Nessuno mi conosce, e io non conosco loro se non per quel poco che si può sapere da pacchi di cartelle cliniche e progetti che la Asl ci ha mandato da leggere. Ma in una cartella clinica non si può riassumere una persona!

Alle 22.00 si va tutti a dormire. C’è chi vuole una camomilla, chi una carezza.

Poi, si addormentano tutti: Emilia, Maria Grazia, Tiziana e Roberto.

Alle 4.00 del mattino Emilia mi chiama: «Vitto’…». Entro nella sua stanza e trovo l’inimmaginabile. Aveva bisogno del bagno.

Emilia non vede, ha un ritardo cognitivo piuttosto importante. Usa le mani per vedere, per capire, per ascoltare. Con una carezza ti scruta il viso e dal tono della voce che hai riesce a comprendere il tuo stato d’animo. Riconosce le persone a cui vuole bene dal rumore dei passi, dall’odore o da una semplice parola.

Ma quella sera non conosceva nessuno e non conosceva la casa. Non sapeva dove era la porta della camera e dove il bagno. Per arrivarci sarebbe dovuta andare a tentoni.

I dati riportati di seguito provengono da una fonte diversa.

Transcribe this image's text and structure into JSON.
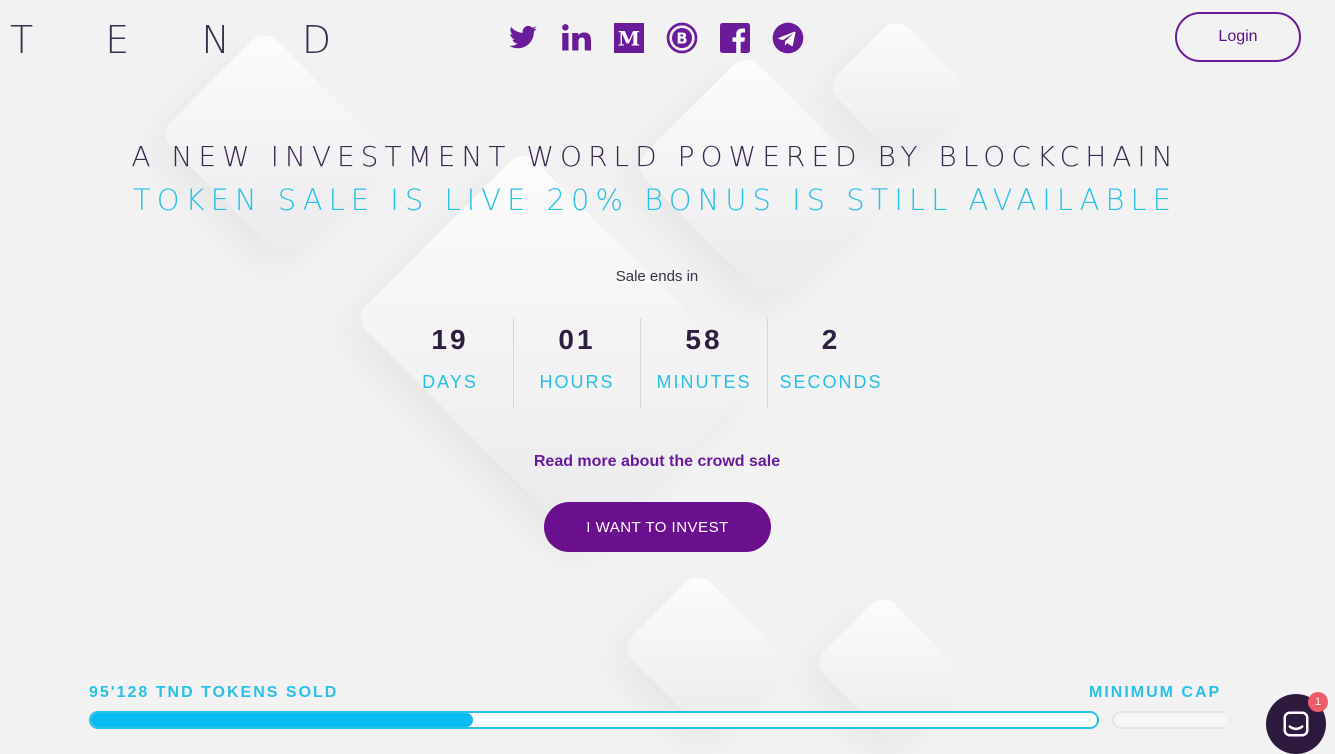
{
  "header": {
    "logo": "T E N D",
    "login_label": "Login",
    "social": [
      "twitter-icon",
      "linkedin-icon",
      "medium-icon",
      "bitcoin-icon",
      "facebook-icon",
      "telegram-icon"
    ]
  },
  "hero": {
    "headline": "A NEW INVESTMENT WORLD POWERED BY BLOCKCHAIN",
    "subheadline": "TOKEN SALE IS LIVE 20% BONUS IS STILL AVAILABLE"
  },
  "countdown": {
    "caption": "Sale ends in",
    "units": [
      {
        "value": "19",
        "label": "DAYS"
      },
      {
        "value": "01",
        "label": "HOURS"
      },
      {
        "value": "58",
        "label": "MINUTES"
      },
      {
        "value": "2",
        "label": "SECONDS"
      }
    ]
  },
  "cta": {
    "read_more": "Read more about the crowd sale",
    "invest_label": "I WANT TO INVEST"
  },
  "progress": {
    "sold_label": "95'128 TND TOKENS SOLD",
    "min_cap_label": "MINIMUM CAP",
    "fill_fraction": 0.38
  },
  "chat": {
    "badge": "1"
  },
  "colors": {
    "accent_purple": "#6a1b9a",
    "accent_cyan": "#29c0e8"
  }
}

L’ha fatta al centro della stanza.

Poi con le mani per terra, a tastoni sulla parete, fino alla porta. Poi le mani sul viso, sul pigiama, sulle lenzuola. Tutto sporco, ovunque.

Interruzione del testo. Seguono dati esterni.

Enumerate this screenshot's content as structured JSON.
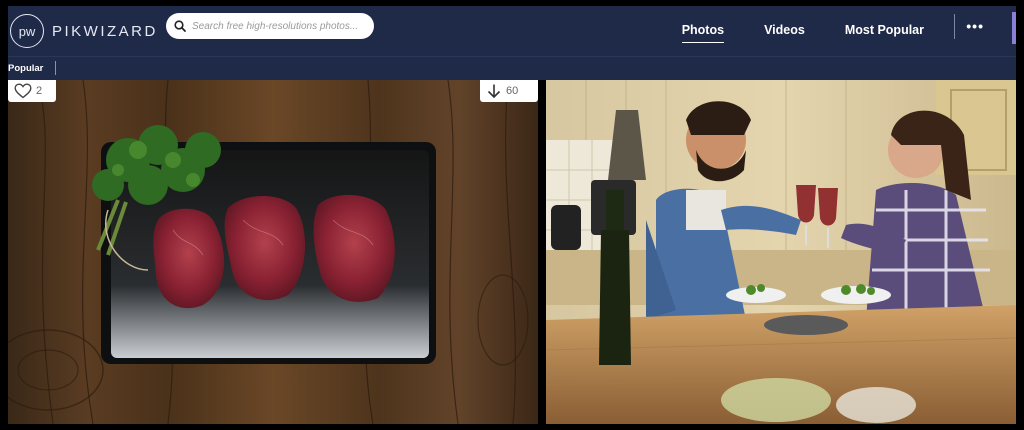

«Ora da dove comincio?» pensai. «Emilia siediti qui, aspetta». Presi una bacinella con l’acqua tiepida, due asciugamani e tanti stracci. Le lavai il viso e le mani. L’accompagnai in bagno. Lavai la sua stanza da cima a fondo. Lenzuola, pavimento, pareti, porta. Temevo di ritrovare lo stomaco fuori dalla gola, ma non andò così.

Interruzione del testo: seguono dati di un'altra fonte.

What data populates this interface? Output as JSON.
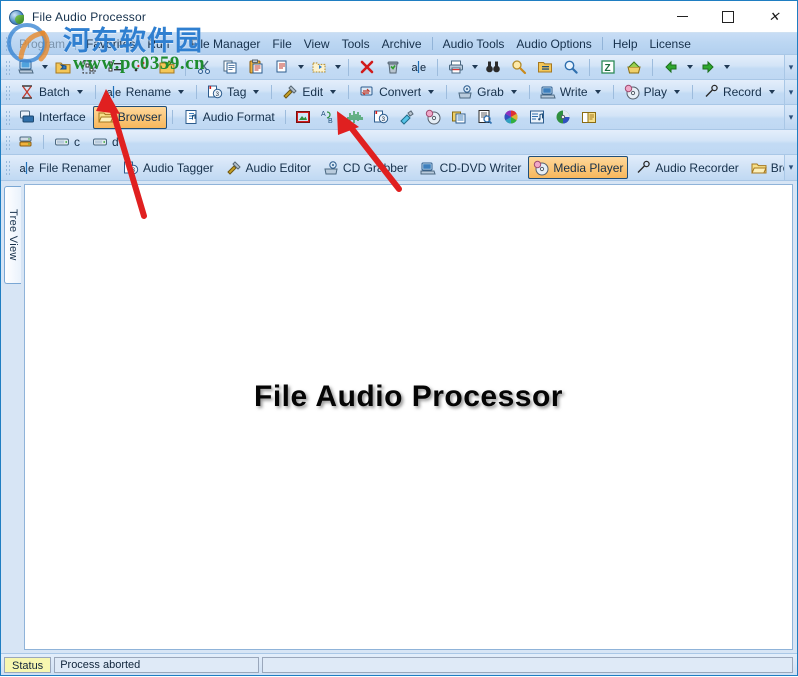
{
  "window": {
    "title": "File Audio Processor",
    "icon": "app-disc-icon",
    "controls": {
      "minimize": "—",
      "maximize": "□",
      "close": "✕"
    }
  },
  "menu": {
    "items": [
      {
        "label": "Program",
        "dim": true
      },
      {
        "label": "Favorites"
      },
      {
        "label": "Run"
      },
      {
        "label": "File Manager"
      },
      {
        "label": "File"
      },
      {
        "label": "View"
      },
      {
        "label": "Tools"
      },
      {
        "label": "Archive"
      },
      {
        "label": "Audio Tools"
      },
      {
        "label": "Audio Options"
      },
      {
        "label": "Help"
      },
      {
        "label": "License"
      }
    ]
  },
  "toolbar_main": {
    "items": [
      {
        "icon": "computer-open-icon",
        "caret": true
      },
      {
        "icon": "folder-enter-icon"
      },
      {
        "icon": "select-all-icon"
      },
      {
        "icon": "select-list-icon"
      },
      {
        "icon": "select-invert-icon"
      },
      {
        "icon": "new-folder-icon"
      },
      {
        "icon": "cut-scissors-icon"
      },
      {
        "icon": "copy-icon"
      },
      {
        "icon": "paste-clipboard-icon"
      },
      {
        "icon": "paste-special-icon",
        "caret": true
      },
      {
        "icon": "move-folder-icon",
        "caret": true
      },
      {
        "icon": "delete-x-icon"
      },
      {
        "icon": "recycle-bin-icon"
      },
      {
        "icon": "rename-ale-icon"
      },
      {
        "icon": "print-icon",
        "caret": true
      },
      {
        "icon": "find-binoculars-icon"
      },
      {
        "icon": "zoom-search-icon"
      },
      {
        "icon": "properties-folder-icon"
      },
      {
        "icon": "magnifier-icon"
      },
      {
        "icon": "zip-icon"
      },
      {
        "icon": "unpack-icon"
      },
      {
        "icon": "back-arrow-icon",
        "caret": true
      },
      {
        "icon": "forward-arrow-icon",
        "caret": true
      }
    ]
  },
  "toolbar_modules": {
    "items": [
      {
        "label": "Batch",
        "icon": "batch-icon",
        "caret": true
      },
      {
        "label": "Rename",
        "icon": "rename-ale-icon",
        "caret": true
      },
      {
        "label": "Tag",
        "icon": "tag-id3-icon",
        "caret": true
      },
      {
        "label": "Edit",
        "icon": "edit-tools-icon",
        "caret": true
      },
      {
        "label": "Convert",
        "icon": "convert-icon",
        "caret": true
      },
      {
        "label": "Grab",
        "icon": "grab-icon",
        "caret": true
      },
      {
        "label": "Write",
        "icon": "write-icon",
        "caret": true
      },
      {
        "label": "Play",
        "icon": "play-disc-icon",
        "caret": true
      },
      {
        "label": "Record",
        "icon": "record-mic-icon",
        "caret": true
      }
    ]
  },
  "toolbar_view": {
    "buttons": [
      {
        "label": "Interface",
        "icon": "interface-icon",
        "active": false
      },
      {
        "label": "Browser",
        "icon": "browser-folder-icon",
        "active": true
      },
      {
        "label": "Audio Format",
        "icon": "audio-format-icon",
        "active": false
      }
    ],
    "icons": [
      {
        "icon": "image-preview-icon"
      },
      {
        "icon": "convert-ab-icon"
      },
      {
        "icon": "waveform-icon"
      },
      {
        "icon": "id3-info-icon"
      },
      {
        "icon": "clean-audio-icon"
      },
      {
        "icon": "cd-play-icon"
      },
      {
        "icon": "copy-files-icon"
      },
      {
        "icon": "inspect-doc-icon"
      },
      {
        "icon": "color-wheel-icon"
      },
      {
        "icon": "playlist-icon"
      },
      {
        "icon": "disc-burn-icon"
      },
      {
        "icon": "book-icon"
      }
    ]
  },
  "toolbar_drives": {
    "items": [
      {
        "icon": "drives-icon",
        "label": ""
      },
      {
        "icon": "drive-icon",
        "label": "c"
      },
      {
        "icon": "drive-icon",
        "label": "d"
      }
    ]
  },
  "module_tabs": {
    "items": [
      {
        "label": "File Renamer",
        "icon": "rename-ale-icon",
        "active": false
      },
      {
        "label": "Audio Tagger",
        "icon": "tag-id3-icon",
        "active": false
      },
      {
        "label": "Audio Editor",
        "icon": "edit-tools-icon",
        "active": false
      },
      {
        "label": "CD Grabber",
        "icon": "grab-icon",
        "active": false
      },
      {
        "label": "CD-DVD Writer",
        "icon": "write-icon",
        "active": false
      },
      {
        "label": "Media Player",
        "icon": "play-disc-icon",
        "active": true
      },
      {
        "label": "Audio Recorder",
        "icon": "record-mic-icon",
        "active": false
      },
      {
        "label": "Browser",
        "icon": "browser-folder-icon",
        "active": false
      }
    ]
  },
  "sidebar": {
    "treeview_label": "Tree View"
  },
  "main": {
    "brand_text": "File Audio Processor"
  },
  "statusbar": {
    "label": "Status",
    "message": "Process aborted",
    "secondary": ""
  },
  "watermark": {
    "site_cn": "河东软件园",
    "site_url": "www.pc0359.cn"
  },
  "colors": {
    "accent_blue": "#1f7ec2",
    "toolbar_blue": "#c3dbf4",
    "active_orange": "#f7b75c",
    "status_yellow": "#f7f7b0",
    "annotation_red": "#e02020"
  }
}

Con tenerezza riaccompagnai Emilia a dormire e le diedi un bacio sulla fronte.

Dopo un incontro così “ravvicinato” ci sono solo due possibilità: fiducia e amicizia o repulsione e fastidio.

Emilia, e non solo lei, ha un posto speciale nel mio cuore (e credo io nel suo!). A quel primo giorno ne sono seguiti tanti altri. Oltre cinquemila notti (per fortuna, non tutte così!). 

Quei giorni del 2000 sono stati giorni pieni di doni, di persone che ci hanno permesso di preparare tutto questo: i nostri donatori. Gli stessi che ogni giorno ci permettono di arrivare a fare quel che facciamo. Se non ci fosse stata una comunità di amici che si è rimboccata le maniche per aiutare, tutto questo oggi, semplicemente non sarebbe. 

Al tempo, ho avuto la faccia tosta di chiedere aiuto (ce l’ho ancora!). Chiedevo aiuto per un sogno, per un volto. Quello di Emilia, di Maria Grazia, di Tiziana, di Roberto.

La casa famiglia oggi si è riempita di volti, alcuni non ci sono più, altri ne sono arrivati.

Sono profondamente grato a chi quei primi giorni scelse di credere in quel sogno. Sono profondamente grato oggi a chi scegli di credere nei volti, quelli delle tante persone che oggi vivono in casa famiglia.